If you have trouble with bears, which can ruin a camera set with the scent of a predator, switch to rice bran, minerals or non-food based attractants. If you live in a state that bans all wildlife feeding, use minerals or mock scrapes and be sure to follow the rules to the T.
13. Target funnels and bedding areas
When you set out cameras, take advantage of natural deer movement for pictures. You simply can’t rely completely on bait to draw deer attention to your camera set. You’ll waste far too much money on corn or other attractants and you’ll overly disturb the deer movement pattern on your property if you try and drive deer unnaturally.

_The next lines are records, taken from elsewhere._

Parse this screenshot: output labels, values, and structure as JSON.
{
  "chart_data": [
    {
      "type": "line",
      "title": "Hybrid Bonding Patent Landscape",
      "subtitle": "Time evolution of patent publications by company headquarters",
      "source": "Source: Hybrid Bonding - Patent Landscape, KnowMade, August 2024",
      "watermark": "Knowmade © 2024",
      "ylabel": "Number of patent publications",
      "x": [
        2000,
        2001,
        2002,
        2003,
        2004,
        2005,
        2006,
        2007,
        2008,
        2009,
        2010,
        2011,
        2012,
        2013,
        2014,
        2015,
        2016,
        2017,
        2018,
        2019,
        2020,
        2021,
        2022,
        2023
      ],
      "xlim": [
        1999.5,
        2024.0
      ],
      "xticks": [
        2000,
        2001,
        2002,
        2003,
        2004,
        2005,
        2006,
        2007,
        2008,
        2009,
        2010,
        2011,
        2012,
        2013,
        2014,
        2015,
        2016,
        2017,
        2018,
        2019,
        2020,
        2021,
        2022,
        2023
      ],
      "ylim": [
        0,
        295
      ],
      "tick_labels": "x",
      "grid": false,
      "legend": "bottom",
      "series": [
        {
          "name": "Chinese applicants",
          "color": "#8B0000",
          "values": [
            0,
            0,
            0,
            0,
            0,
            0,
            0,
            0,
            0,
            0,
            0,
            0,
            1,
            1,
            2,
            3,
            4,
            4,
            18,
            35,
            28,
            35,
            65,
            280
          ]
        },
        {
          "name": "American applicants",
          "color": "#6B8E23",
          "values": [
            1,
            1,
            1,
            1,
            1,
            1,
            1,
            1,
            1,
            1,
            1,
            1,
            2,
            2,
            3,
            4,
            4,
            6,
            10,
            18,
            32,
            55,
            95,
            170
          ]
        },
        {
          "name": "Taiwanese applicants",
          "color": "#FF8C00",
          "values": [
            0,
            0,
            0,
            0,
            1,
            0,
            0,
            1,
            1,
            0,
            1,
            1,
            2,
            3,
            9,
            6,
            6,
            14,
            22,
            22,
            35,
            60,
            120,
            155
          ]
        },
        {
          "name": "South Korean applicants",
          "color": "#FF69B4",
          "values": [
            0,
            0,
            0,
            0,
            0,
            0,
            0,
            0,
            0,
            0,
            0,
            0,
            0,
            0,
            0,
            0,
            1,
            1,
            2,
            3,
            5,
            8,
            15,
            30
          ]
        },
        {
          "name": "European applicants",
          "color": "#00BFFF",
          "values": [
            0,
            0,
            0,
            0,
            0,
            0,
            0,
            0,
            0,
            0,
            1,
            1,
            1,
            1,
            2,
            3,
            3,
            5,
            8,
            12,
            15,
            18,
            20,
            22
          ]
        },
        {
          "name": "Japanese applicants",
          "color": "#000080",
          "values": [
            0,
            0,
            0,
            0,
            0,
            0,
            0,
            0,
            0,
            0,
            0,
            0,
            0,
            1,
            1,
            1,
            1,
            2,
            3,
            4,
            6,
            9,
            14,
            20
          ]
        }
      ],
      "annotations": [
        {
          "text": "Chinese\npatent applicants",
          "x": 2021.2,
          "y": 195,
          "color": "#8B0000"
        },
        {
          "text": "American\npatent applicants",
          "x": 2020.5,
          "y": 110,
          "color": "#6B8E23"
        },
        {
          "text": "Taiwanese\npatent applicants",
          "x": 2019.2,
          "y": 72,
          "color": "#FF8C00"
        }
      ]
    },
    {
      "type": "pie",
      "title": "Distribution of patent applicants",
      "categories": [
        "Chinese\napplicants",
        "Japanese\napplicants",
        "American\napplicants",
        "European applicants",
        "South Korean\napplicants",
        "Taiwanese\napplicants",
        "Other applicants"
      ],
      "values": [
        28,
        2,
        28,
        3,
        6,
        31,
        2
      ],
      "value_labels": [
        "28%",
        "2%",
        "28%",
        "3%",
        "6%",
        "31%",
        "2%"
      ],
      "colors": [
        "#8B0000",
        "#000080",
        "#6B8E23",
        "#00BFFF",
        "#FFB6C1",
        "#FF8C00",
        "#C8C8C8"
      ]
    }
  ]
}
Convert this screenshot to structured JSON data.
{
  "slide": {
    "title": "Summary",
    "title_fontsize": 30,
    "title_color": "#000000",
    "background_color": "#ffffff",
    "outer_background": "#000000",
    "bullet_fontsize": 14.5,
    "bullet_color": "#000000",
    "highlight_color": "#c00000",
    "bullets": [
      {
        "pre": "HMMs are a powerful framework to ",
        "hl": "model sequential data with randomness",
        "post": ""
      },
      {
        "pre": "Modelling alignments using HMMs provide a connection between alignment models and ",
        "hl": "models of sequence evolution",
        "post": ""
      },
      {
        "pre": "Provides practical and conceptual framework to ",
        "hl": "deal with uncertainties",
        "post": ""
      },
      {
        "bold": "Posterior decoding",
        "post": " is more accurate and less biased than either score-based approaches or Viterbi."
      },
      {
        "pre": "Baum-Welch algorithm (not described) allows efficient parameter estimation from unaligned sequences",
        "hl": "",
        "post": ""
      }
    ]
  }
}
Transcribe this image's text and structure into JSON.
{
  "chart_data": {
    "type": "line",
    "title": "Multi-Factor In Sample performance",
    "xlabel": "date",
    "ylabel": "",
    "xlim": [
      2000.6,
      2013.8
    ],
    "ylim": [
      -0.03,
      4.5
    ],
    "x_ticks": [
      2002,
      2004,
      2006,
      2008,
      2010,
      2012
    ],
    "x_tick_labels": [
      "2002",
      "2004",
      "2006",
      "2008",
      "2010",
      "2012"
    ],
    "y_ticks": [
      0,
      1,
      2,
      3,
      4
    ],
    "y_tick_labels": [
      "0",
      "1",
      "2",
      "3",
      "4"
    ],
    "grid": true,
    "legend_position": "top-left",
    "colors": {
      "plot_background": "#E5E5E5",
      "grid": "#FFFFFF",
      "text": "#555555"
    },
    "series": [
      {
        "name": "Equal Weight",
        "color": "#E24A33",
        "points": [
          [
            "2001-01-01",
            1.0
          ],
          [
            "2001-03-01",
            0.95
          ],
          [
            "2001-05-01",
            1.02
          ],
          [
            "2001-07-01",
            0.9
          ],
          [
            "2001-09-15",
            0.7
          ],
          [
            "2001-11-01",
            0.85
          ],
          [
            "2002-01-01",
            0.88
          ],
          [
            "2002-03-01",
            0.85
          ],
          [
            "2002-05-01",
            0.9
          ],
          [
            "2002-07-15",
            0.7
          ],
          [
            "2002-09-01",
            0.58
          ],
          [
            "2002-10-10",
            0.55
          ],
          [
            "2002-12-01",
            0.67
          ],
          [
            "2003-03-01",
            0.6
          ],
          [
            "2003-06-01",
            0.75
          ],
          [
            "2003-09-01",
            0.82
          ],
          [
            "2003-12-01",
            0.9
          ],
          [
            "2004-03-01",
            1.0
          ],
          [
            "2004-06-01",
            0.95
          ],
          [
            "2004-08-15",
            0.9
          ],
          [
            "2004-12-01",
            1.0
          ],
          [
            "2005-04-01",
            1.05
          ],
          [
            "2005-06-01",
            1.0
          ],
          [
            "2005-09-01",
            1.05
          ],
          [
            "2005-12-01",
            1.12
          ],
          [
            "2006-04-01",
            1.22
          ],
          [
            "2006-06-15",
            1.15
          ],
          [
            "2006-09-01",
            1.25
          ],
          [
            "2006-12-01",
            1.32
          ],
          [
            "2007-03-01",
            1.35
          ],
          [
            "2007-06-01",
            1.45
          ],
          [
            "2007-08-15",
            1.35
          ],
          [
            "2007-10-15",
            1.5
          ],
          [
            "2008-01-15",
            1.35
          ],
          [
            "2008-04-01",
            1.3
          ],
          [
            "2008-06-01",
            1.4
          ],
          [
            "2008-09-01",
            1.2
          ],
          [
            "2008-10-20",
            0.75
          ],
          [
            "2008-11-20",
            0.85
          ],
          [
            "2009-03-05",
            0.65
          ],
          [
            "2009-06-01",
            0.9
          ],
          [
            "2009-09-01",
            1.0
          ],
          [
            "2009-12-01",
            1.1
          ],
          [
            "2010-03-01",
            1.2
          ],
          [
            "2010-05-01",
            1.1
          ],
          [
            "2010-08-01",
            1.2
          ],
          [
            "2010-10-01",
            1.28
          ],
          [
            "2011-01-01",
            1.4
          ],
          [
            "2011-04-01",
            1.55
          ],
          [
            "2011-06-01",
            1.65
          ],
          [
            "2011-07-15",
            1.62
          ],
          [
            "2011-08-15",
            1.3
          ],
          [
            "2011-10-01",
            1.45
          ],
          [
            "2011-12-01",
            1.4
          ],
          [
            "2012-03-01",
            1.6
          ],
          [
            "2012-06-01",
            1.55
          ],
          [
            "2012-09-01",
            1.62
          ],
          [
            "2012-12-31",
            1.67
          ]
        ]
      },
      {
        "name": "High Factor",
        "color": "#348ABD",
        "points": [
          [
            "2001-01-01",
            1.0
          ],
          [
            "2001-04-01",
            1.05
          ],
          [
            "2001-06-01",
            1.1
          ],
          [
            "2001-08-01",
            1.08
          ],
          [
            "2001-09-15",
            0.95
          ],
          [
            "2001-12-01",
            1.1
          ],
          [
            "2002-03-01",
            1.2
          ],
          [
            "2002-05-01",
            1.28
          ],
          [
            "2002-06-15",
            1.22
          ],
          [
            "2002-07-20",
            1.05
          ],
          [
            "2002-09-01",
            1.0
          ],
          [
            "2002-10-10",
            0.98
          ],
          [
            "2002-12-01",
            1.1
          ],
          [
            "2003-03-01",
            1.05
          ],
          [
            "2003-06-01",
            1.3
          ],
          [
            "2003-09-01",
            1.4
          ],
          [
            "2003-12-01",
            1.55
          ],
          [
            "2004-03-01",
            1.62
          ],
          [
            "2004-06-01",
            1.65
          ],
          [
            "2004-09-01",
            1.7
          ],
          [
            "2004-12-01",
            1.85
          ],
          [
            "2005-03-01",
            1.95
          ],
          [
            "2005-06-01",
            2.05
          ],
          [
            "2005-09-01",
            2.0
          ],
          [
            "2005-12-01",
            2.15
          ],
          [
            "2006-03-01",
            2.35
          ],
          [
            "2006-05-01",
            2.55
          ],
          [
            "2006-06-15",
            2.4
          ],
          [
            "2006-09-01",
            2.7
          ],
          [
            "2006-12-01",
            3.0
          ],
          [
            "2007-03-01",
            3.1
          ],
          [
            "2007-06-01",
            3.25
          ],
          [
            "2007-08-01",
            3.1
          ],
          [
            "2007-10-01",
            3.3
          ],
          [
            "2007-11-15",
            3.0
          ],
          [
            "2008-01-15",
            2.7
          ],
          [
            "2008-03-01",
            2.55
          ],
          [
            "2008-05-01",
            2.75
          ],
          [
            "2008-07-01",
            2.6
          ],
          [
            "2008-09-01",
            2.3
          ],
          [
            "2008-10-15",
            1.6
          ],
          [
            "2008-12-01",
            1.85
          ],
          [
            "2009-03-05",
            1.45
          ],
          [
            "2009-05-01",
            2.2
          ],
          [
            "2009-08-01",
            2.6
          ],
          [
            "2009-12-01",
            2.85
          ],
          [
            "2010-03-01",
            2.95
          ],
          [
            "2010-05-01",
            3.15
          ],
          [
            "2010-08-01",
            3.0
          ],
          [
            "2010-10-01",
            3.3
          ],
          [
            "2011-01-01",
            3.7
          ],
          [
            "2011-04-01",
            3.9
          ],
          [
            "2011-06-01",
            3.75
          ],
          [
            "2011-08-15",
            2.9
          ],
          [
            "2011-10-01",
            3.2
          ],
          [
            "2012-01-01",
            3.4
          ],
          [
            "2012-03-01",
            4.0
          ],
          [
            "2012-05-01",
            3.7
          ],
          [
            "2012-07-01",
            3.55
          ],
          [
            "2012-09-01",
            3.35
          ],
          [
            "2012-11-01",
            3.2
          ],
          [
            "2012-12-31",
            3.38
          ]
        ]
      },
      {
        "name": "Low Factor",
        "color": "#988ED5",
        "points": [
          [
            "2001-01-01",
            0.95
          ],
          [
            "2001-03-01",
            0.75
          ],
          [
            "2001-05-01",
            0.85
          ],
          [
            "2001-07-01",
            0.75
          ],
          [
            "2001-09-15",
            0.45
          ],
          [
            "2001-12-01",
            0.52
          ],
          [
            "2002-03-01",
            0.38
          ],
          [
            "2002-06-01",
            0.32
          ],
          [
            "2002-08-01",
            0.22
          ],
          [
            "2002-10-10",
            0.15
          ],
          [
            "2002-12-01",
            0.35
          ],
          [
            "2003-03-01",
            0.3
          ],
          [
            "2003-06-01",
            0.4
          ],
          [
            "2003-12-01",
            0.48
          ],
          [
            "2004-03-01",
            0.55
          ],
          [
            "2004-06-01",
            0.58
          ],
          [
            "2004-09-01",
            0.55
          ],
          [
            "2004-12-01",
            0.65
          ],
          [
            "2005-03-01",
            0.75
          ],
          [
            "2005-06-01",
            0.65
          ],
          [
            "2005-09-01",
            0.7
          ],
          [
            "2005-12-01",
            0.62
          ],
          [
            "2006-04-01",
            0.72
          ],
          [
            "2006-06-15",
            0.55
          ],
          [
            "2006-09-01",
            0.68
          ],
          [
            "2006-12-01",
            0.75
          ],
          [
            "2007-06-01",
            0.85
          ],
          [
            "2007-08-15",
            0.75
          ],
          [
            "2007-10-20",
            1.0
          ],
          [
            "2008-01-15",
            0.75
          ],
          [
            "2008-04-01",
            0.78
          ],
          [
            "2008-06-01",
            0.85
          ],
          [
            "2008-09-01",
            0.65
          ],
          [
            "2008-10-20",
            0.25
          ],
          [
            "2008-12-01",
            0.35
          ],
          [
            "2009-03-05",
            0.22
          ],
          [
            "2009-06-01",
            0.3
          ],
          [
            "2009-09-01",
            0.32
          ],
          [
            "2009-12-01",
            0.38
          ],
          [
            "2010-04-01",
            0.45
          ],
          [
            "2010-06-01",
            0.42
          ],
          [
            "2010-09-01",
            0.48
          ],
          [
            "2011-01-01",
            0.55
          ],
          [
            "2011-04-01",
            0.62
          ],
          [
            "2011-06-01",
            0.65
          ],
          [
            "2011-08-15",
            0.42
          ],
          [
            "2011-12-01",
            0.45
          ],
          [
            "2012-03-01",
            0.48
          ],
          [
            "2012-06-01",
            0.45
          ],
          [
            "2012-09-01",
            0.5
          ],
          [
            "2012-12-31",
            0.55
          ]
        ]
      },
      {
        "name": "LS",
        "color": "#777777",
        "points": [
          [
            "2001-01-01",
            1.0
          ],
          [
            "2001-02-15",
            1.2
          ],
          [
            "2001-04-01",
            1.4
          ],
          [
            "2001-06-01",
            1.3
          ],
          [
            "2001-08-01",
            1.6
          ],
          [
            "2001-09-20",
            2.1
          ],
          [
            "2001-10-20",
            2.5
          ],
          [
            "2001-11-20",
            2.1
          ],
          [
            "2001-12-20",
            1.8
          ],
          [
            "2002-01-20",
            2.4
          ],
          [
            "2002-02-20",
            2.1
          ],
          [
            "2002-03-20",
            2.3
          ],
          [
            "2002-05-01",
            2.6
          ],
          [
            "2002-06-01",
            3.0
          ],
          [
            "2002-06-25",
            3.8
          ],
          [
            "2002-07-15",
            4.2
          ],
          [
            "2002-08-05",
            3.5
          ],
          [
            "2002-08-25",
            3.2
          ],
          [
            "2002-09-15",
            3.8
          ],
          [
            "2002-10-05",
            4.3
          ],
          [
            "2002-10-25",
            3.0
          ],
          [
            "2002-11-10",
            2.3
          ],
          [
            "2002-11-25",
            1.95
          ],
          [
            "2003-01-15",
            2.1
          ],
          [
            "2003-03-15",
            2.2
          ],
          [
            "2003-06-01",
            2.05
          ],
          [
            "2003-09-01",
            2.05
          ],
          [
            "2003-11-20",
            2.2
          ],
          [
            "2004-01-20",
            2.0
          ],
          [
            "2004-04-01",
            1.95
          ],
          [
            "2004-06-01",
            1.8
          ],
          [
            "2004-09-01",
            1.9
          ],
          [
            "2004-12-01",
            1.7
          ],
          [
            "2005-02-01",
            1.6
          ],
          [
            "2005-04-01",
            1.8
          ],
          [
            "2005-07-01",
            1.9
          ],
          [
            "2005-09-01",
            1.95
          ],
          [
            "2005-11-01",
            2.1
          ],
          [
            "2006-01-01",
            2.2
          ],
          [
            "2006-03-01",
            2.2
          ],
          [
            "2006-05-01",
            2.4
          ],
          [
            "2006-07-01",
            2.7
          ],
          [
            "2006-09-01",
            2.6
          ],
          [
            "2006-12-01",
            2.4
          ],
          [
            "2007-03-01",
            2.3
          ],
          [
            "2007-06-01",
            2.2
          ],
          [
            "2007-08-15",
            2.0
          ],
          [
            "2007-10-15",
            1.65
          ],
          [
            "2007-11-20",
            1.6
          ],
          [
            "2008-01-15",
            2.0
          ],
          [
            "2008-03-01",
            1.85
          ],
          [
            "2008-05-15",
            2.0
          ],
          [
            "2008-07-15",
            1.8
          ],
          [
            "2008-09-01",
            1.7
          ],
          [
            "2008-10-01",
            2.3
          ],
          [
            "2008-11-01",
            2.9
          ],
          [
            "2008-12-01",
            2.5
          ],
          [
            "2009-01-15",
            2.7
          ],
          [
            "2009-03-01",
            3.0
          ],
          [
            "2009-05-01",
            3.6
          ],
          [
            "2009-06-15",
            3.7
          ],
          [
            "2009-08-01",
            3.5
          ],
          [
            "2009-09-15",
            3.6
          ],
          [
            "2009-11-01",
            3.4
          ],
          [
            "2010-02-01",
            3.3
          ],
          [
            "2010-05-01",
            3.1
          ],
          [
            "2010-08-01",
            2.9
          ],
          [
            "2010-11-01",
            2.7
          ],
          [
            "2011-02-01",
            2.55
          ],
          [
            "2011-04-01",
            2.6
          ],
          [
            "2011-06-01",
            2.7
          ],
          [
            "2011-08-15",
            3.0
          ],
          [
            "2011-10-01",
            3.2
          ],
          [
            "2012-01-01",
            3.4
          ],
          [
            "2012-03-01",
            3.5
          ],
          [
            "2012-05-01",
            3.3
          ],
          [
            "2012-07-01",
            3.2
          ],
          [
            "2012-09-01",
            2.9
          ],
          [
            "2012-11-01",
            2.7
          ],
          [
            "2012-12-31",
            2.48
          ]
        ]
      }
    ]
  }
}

Funnels and bedding areas are great because they’re high traffic and high security areas for deer and other game. Just make sure you find a good pinch point to narrow down the traffic.
14. Learn your property
The reason deer move on trails repeatedly over several years is because that’s the best way to move through the habitat as a deer. It offers the most comforting terrain, the best thermals and wind patterns and is the shortest distance.
You won’t be able to convince each and every buck to go 100 yards out of the way to a corn pile. Instead, find where the deer naturally are and use it to your advantage.
15. Keep GPS locations
This is a small detail that may not apply to everyone but I’m still missing two cameras that I lost in a remote big woods section of an 80,000-acre public spread of land. Being sure of where you put it makes it easier to determine if your camera was stolen.
16. Take pictures of the set
This is in the same category as the last tip but taking a picture or accurate notes of your physical camera can help you find it later on. It can help to find or determine if your camera was stolen, and if it was stolen from private land having a picture of your camera to give to the police can help them find your trespassers and maybe find your camera if they get them.
17. Use rain if you can
If you get the opportunity to, try and set your camera up in the rain. It’ll help minimize scent, hide tracks from other hunters and make it less likely to bump deer. The rain may make it more difficult to hump in bait but it can be a little icing on the cake for mature deer.
18. Visit at midday
When you go in to check your cameras try and visit during midday to minimize the chance of bumping deer and tipping them off to your camera. This also gets you in the woods when most other hunters aren’t so fewer hunters will see you on public land on the way into your area.
19. When to check
How long you can leave a trail camera out depends a lot on your particular situation. Battery life, SD card capacity, storm damage theft and just routine maintenance will alter how long to leave a trail camera out. A good rule of thumb is don’t leave it for longer than 80% of the manufacturers claimed battery life. This leave a good buffer to service your camera before it really needs it.
20. Spread your hobby
Trail cameras have done more for growing hunting than anything else in recent years. Sharing the pictures of fawns, groups of does and yearling bucks enjoying the habitat hunters have built, playing in a group or just doing their deer thing is a powerful message to non and anti-hunters a like.
Hunters are stewards of the environment and trail camera footage helps prove it to people who think all we do is kill indiscriminately. Post your pictures, videos and data that you collect on social media, show people on your phone and bring them along. Grow our sport and defend our rights.
Most trail camera tips are gained through field experience and vary from camp to camp and region to region. This is a basic list of hard earned knowledge on getting pictures of weary bucks to gain information to kill them with. Arm yourself with a good camera, and head out to the best habitat you have access to and enjoy your newfound hobby.